One of the points made and discussed at length in the brief of counsel for defendants in error was that "Corporations are persons within the meaning of the Fourteenth Amendment to the Constitution of the United States." Before argument MR. CHIEF JUSTICE WAITE said: The court does not wish to hear argument on the question whether the provision in the Fourteenth Amendment to the Constitution, which forbids a State to deny to any person within its jurisdiction the equal protection of the laws, applies to these corporations. We are all of opinion that it does.

This legal situation has never changed, as U.S. courts continue to grant to corporations rights which are denied to living nonhuman (and some human) beings. This is not true in all parts of the world, of course. The European Union, at least in principle, recognizes a need "to ensure improved protection and respect for the welfare of animals as sentient beings." The Fourteenth Amendment to the U.S. Consitution, passed in the aftermath of the Civil War to assure rights to former slaves, was recently cited by the Supreme Court to prevent challenges to the election of George W. Bush as President.
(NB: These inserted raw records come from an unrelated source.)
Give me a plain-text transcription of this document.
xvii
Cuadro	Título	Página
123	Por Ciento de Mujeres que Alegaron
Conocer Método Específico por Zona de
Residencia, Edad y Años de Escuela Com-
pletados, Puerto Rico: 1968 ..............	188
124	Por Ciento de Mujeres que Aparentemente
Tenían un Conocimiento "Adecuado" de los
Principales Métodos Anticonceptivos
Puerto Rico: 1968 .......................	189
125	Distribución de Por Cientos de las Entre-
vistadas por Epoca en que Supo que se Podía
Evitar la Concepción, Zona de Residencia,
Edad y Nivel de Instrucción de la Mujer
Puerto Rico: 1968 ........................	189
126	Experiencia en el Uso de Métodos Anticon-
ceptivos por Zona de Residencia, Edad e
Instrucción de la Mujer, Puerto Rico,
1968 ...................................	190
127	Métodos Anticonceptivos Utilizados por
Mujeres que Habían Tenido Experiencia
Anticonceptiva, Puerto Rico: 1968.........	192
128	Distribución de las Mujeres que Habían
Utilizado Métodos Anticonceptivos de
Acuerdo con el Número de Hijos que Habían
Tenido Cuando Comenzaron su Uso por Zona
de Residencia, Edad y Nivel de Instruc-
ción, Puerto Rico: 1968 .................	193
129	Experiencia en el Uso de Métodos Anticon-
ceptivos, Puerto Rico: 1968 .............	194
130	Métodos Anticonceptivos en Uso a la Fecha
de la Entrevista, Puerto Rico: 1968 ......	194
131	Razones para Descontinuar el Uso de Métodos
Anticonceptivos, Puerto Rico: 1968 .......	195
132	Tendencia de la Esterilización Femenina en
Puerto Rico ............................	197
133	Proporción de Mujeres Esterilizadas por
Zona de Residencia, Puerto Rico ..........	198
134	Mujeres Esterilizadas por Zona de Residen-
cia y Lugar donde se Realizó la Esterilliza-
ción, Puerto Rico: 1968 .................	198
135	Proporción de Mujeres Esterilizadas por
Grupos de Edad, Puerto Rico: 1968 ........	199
One of the planks of the Populist platform was a graduated income tax, which the Supreme Court had ruled unconstitutional. In order to channel popular support for populist ideas into the established political parties, progressive Democrats and Republicans passed a consitutional amendment allowing the tax. Now that populist ideas are long forgotten, the Republicans, with little opposition from the Democrats, are moving to repeal the tax. Adopting populist rhetoric to promote its opposite, President Bush and his supporters claim to be "returning to the People" money which would otherwise be spent by "government bureaucrats."
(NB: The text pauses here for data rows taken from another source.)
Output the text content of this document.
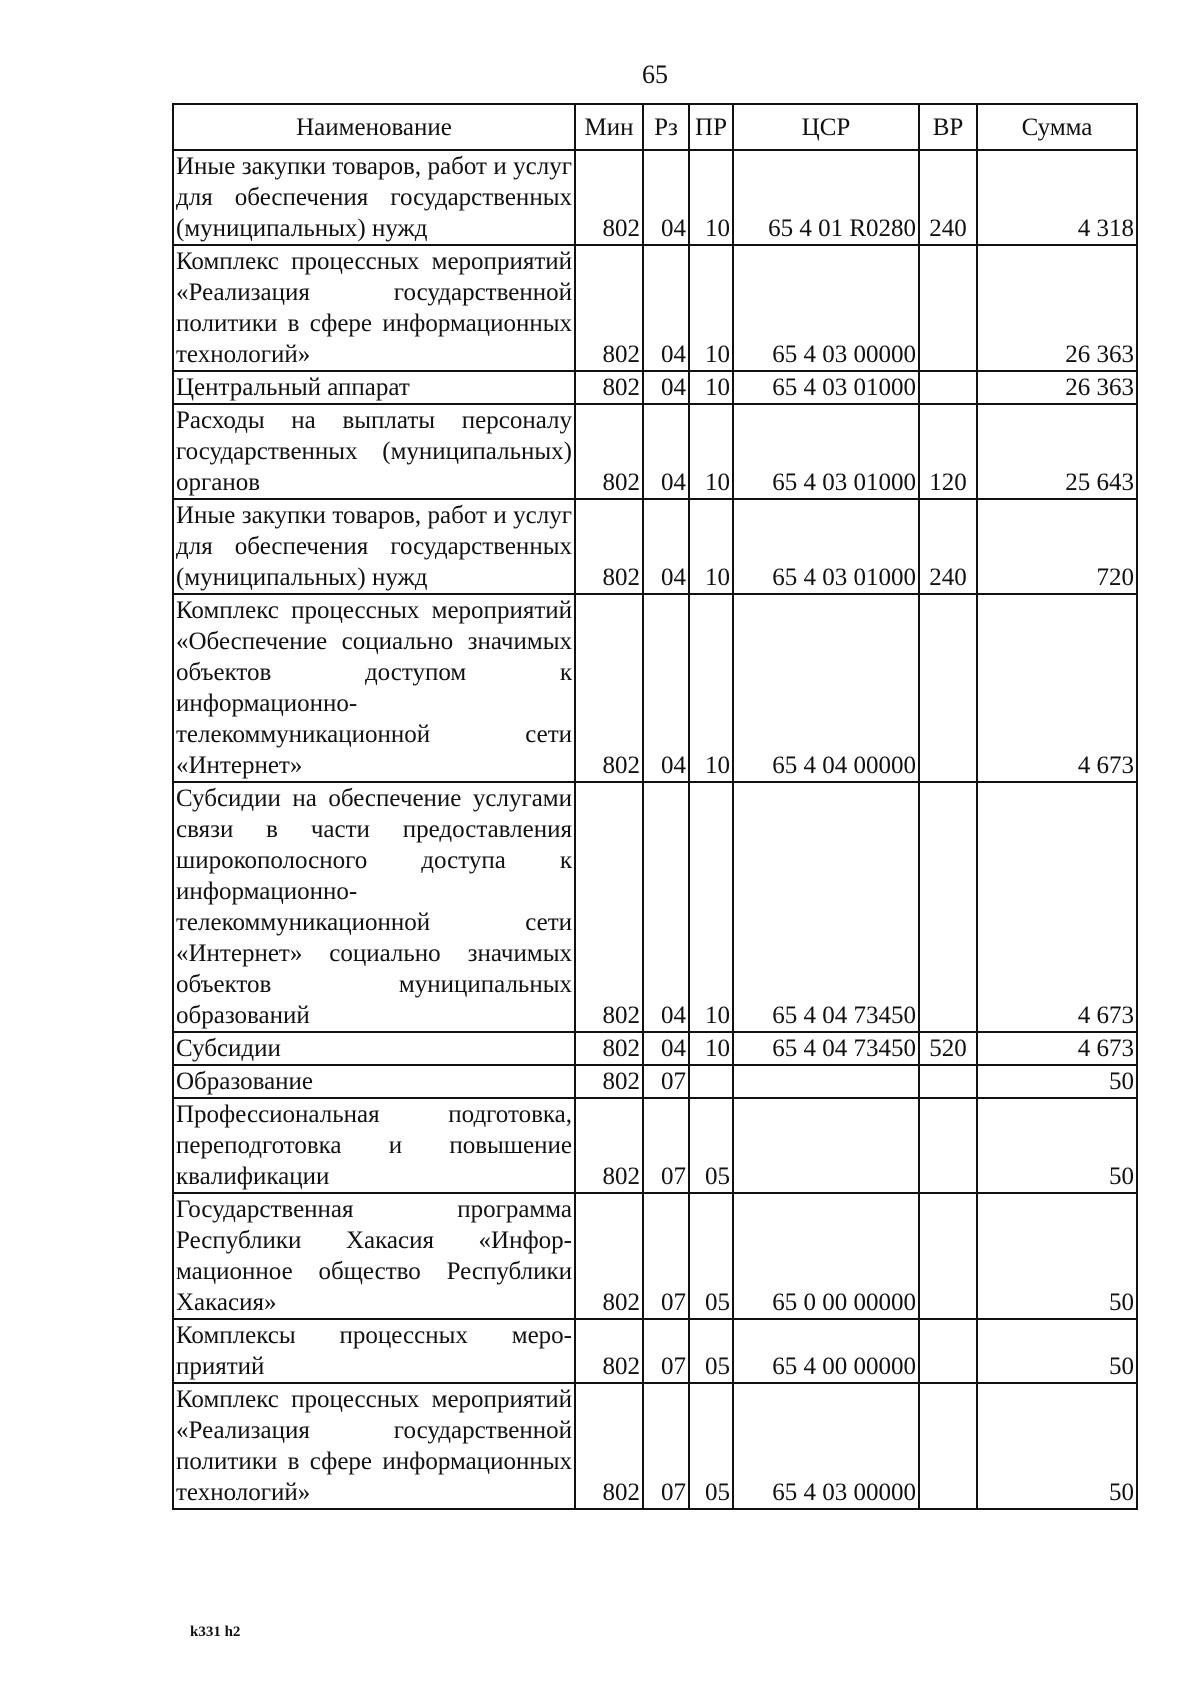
65
Наименование	Мин	Рз	ПР	ЦСР	ВР	Сумма
Иные закупки товаров, работ и услуг для обеспечения государственных (муниципальных) нужд	802	04	10	65 4 01 R0280	240	4 318
Комплекс процессных мероприятий «Реализация государственной политики в сфере информационных технологий»	802	04	10	65 4 03 00000		26 363
Центральный аппарат	802	04	10	65 4 03 01000		26 363
Расходы на выплаты персоналу государственных (муниципальных) органов	802	04	10	65 4 03 01000	120	25 643
Иные закупки товаров, работ и услуг для обеспечения государственных (муниципальных) нужд	802	04	10	65 4 03 01000	240	720
Комплекс процессных мероприятий «Обеспечение социально значимых объектов доступом к информационно-телекоммуникационной сети «Интернет»	802	04	10	65 4 04 00000		4 673
Субсидии на обеспечение услугами связи в части предоставления широкополосного доступа к информационно-телекоммуникационной сети «Интернет» социально значимых объектов муниципальных образований	802	04	10	65 4 04 73450		4 673
Субсидии	802	04	10	65 4 04 73450	520	4 673
Образование	802	07				50
Профессиональная подготовка, переподготовка и повышение квалификации	802	07	05			50
Государственная программа Республики Хакасия «Информационное общество Республики Хакасия»	802	07	05	65 0 00 00000		50
Комплексы процессных мероприятий	802	07	05	65 4 00 00000		50
Комплекс процессных мероприятий «Реализация государственной политики в сфере информационных технологий»	802	07	05	65 4 03 00000		50
k331 h2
Corporations now claim not only the rights of persons, but also the right to speak in the name of the People. As Thomas Frank points out in his book One Market Under God: Extreme Capitalism, Market Populism, and the End of Economic Democracy, populism has been turned into its opposite. Populism is no longer a political campaign to restrain corporations, but a marketing campaign to increase corporate power. Frank calls this phenomenon "market populism," which he describes as follows:

Market populism was just the thing for a social order requiring constant doses of legitimacy. Taking as a fact the notion that business gives people what they want, market populism proceeds to build all manner of populist fantasies. Of businessmen as public servants; of industrial and cultural production as a simple reflection of popular desire, of the box office as a voting booth. By consuming the fruits of industry we the people are endorsing the industrial system, voting for it in a plebiscite far more democratic than a mere election.

Market populists argue that a democratic society should abolish government regulations, allowing corporations, in the name of the consumers, to do whatever they wish. When logging companies cut forests and petrochemical companies produce greenhouse gases, they argue, it is in response to consumer demand. Any attempt to control this activity is the name of the common good is dismissed as elitism.

So-called New Economy entrepreneurs are particularly noteworthy for their use of libertarian and populist rhetoric to justify their practices. But increasingly it is also Old Economy capitalists, with the help of the politicians they have purchased, who are using the mantle of democracy to repeal the gains which the common people have made over the last century.